The investigators are working with three Pulmonary Rehabilitation (PR) teams in South Yorkshire (from Sheffield, Rotherham and Doncaster). PR is an education and exercise programme for people with lung conditions, which aims to teach people the skills to help them self-manage their condition. The first part of this feasibility study will investigate how PR is currently being delivered, and whether there would be any scope to include the app during and after PR to help people increase (or at least maintain) their physical activity levels longer term.
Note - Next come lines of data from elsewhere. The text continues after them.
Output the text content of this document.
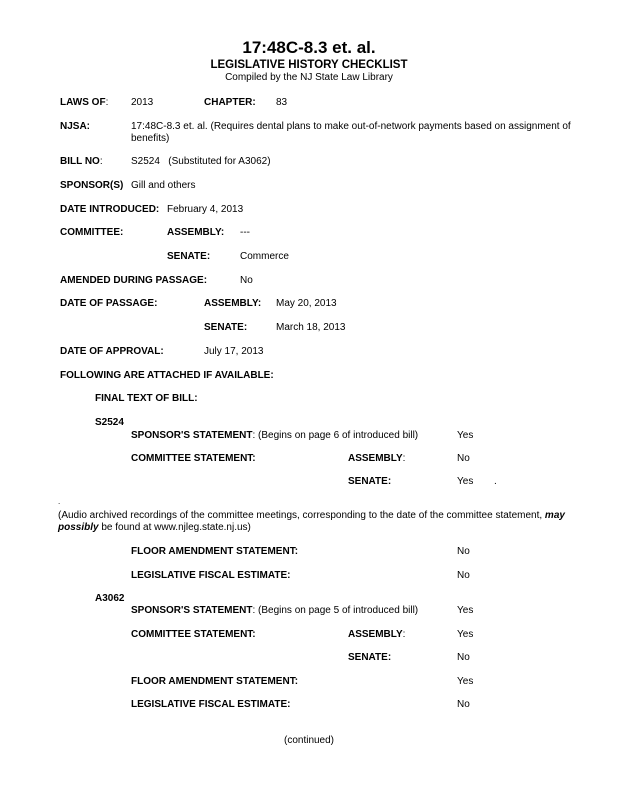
17:48C-8.3 et. al.
LEGISLATIVE HISTORY CHECKLIST
Compiled by the NJ State Law Library
LAWS OF: 2013	CHAPTER: 83
NJSA:	17:48C-8.3 et. al. (Requires dental plans to make out-of-network payments based on assignment of benefits)
BILL NO:	S2524   (Substituted for A3062)
SPONSOR(S) Gill and others
DATE INTRODUCED: February 4, 2013
COMMITTEE:	ASSEMBLY: ---
SENATE:	Commerce
AMENDED DURING PASSAGE:	No
DATE OF PASSAGE:	ASSEMBLY: May 20, 2013
SENATE:	March 18, 2013
DATE OF APPROVAL:	July 17, 2013
FOLLOWING ARE ATTACHED IF AVAILABLE:
FINAL TEXT OF BILL:
S2524
SPONSOR'S STATEMENT: (Begins on page 6 of introduced bill)	Yes
COMMITTEE STATEMENT:	ASSEMBLY:	No
SENATE:	Yes .
.
(Audio archived recordings of the committee meetings, corresponding to the date of the committee statement, may possibly be found at www.njleg.state.nj.us)
FLOOR AMENDMENT STATEMENT:	No
LEGISLATIVE FISCAL ESTIMATE:	No
A3062
SPONSOR'S STATEMENT: (Begins on page 5 of introduced bill)	Yes
COMMITTEE STATEMENT:	ASSEMBLY:	Yes
SENATE:	No
FLOOR AMENDMENT STATEMENT:	Yes
LEGISLATIVE FISCAL ESTIMATE:	No
(continued)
This will be done by observing PR sessions, looking at how PR is delivered and referrals to the service, and through interactive workshops with healthcare professionals who deliver PR. The second part of the project will involve 'trying out' the app with a small group of people with COPD who are attending PR, to investigate whether the app is easy to use, whether any changes are needed, and the best way to use the app in the future. In order to determine whether the app successfully helps people with COPD to increase their physical activity levels, the investigators will need to carry out a much larger study in the future which compares use of the app with not having the app. The current feasibility project will help with planning this much larger study.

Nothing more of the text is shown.